Steps 2 and 3 can happen in any order, or even in parallel (if you have multiple worker slots). But step 4 is blocked until both are complete.

This is the **frontier tracker** at work. Each stream table has a frontier — a version vector that tracks which changes it has incorporated. The scheduler won't refresh a downstream table unless all its upstream dependencies have frontiers that are at least as advanced as the change epoch being processed.

---

## What This Costs

Diamond-aware scheduling adds a small amount of latency to the convergence point. Instead of refreshing `exec_summary` as soon as any upstream changes, it waits for all upstreams in the diamond group to catch up.
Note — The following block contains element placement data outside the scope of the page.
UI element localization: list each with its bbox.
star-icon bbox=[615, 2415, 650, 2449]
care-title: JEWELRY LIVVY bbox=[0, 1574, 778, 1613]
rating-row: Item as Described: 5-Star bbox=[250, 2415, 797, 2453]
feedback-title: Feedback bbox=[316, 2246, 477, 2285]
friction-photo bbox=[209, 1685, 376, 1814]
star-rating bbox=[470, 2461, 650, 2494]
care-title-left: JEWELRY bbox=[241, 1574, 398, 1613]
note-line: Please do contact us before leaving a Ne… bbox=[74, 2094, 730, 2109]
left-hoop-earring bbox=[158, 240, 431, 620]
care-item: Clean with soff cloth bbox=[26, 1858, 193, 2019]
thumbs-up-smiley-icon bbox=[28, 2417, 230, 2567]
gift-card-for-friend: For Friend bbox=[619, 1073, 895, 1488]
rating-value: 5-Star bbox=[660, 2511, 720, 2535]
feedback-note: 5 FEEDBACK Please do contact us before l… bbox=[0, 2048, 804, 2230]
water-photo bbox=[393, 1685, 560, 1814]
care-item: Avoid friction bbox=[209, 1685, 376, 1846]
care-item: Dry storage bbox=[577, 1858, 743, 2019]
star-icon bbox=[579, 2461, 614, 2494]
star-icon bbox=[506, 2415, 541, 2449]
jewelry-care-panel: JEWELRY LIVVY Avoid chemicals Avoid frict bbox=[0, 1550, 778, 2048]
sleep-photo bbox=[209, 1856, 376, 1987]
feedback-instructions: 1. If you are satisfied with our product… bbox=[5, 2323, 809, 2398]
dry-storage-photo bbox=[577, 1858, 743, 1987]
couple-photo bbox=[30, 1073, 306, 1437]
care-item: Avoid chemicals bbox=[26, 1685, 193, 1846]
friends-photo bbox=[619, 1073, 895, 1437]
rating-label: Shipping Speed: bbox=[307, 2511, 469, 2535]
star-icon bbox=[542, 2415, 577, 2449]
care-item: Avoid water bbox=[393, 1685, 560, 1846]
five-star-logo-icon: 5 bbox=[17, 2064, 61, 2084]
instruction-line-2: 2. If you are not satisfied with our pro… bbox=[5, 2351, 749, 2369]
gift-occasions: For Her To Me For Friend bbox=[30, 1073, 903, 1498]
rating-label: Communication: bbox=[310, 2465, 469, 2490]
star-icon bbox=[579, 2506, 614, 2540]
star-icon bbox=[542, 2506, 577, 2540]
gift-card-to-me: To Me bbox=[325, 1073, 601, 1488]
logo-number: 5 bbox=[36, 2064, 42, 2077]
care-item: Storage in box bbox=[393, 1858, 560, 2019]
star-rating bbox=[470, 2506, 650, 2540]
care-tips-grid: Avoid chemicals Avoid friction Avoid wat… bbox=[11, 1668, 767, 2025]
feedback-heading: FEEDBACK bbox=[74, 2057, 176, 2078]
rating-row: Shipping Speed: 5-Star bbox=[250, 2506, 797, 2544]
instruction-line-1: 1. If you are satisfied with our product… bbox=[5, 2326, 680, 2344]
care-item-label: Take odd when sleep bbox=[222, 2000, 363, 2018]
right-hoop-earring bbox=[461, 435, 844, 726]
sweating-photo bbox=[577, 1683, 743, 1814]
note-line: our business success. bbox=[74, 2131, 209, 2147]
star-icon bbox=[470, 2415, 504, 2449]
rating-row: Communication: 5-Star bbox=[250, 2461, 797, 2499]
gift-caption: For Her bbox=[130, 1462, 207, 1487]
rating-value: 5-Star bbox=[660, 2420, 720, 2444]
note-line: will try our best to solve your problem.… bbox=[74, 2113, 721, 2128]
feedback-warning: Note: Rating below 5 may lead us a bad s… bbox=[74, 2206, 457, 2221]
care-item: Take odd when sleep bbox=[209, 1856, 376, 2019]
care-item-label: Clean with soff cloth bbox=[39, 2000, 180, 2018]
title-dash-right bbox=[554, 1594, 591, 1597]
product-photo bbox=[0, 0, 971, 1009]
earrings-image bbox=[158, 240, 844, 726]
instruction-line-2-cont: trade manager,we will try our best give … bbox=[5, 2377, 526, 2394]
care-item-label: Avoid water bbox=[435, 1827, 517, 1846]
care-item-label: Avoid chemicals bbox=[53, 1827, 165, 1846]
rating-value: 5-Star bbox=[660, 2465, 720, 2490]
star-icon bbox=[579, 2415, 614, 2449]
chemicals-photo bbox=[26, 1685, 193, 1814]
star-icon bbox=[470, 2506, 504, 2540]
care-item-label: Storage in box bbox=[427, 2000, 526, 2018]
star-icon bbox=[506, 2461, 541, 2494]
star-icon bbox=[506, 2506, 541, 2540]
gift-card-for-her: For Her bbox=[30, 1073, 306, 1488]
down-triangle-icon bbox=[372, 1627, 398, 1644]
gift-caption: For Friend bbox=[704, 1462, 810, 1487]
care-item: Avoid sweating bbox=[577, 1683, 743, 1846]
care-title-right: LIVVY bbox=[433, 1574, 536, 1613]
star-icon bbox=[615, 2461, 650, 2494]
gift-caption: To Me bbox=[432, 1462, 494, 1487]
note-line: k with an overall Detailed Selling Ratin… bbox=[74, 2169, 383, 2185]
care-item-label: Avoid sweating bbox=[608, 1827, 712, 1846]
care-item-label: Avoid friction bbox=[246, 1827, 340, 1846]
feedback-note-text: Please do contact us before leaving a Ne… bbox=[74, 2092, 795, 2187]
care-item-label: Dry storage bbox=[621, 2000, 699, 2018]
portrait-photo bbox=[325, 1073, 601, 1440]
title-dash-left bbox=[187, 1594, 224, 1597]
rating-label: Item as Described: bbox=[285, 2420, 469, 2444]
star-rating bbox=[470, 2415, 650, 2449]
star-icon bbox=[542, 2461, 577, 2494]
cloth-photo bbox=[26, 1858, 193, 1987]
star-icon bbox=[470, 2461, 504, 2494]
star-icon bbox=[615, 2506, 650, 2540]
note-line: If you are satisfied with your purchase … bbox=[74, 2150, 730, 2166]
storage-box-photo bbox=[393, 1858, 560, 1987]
In practice, this wait is bounded by the slowest branch of the diamond — typically a few hundred milliseconds. For the correctness guarantee you get in return, this is a good trade.

If your topology doesn't have diamonds, there's zero overhead. The scheduler only applies the diamond constraint when `diamond_groups()` identifies a non-empty set of convergence points.

---

## Deeper Diamonds

Diamonds can be nested. Consider:

```
source_1 ──→ st_A ──→ st_C ──→ st_E
source_1 ──→ st_B ──→ st_C
source_2 ──→ st_B ──→ st_D ──→ st_E
source_2 ──→ ──────→ st_D
```

There are two diamonds here: one at `st_C` (from `source_1` via A and B) and one at `st_E` (from `source_2` via B/C and D). pg_trickle handles arbitrarily nested diamonds — the frontier tracker works at every level of the DAG.

---

## Detecting Diamonds in Existing Deployments

If you're adding a new stream table to an existing DAG and want to check whether it creates a diamond:

```sql
-- Before creating the new stream table, check the current DAG
SELECT * FROM pgtrickle.dependency_tree('your_new_stream_table');

-- After creating it, check for diamond groups
SELECT * FROM pgtrickle.diamond_groups();
```

pg_trickle also logs a notice when a diamond is detected at creation time:

```
NOTICE: stream table "exec_summary" creates a diamond dependency via
        "sales" → ["revenue_by_region", "revenue_by_product"].
        Refresh scheduling will ensure frontier consistency.
```

---

## Why Other Systems Get This Wrong

Most materialized view systems don't handle diamonds at all, because they don't have a concept of incremental refresh ordering. `REFRESH MATERIALIZED VIEW` is a full recomputation — there's no delta to propagate incorrectly, so there's no diamond problem. (There's also no performance, but that's a different post.)

External IVM systems that do handle incremental deltas often punt on diamonds by documenting it as a known limitation: "avoid creating cyclic or diamond dependency topologies." pg_trickle treats it as a core correctness requirement.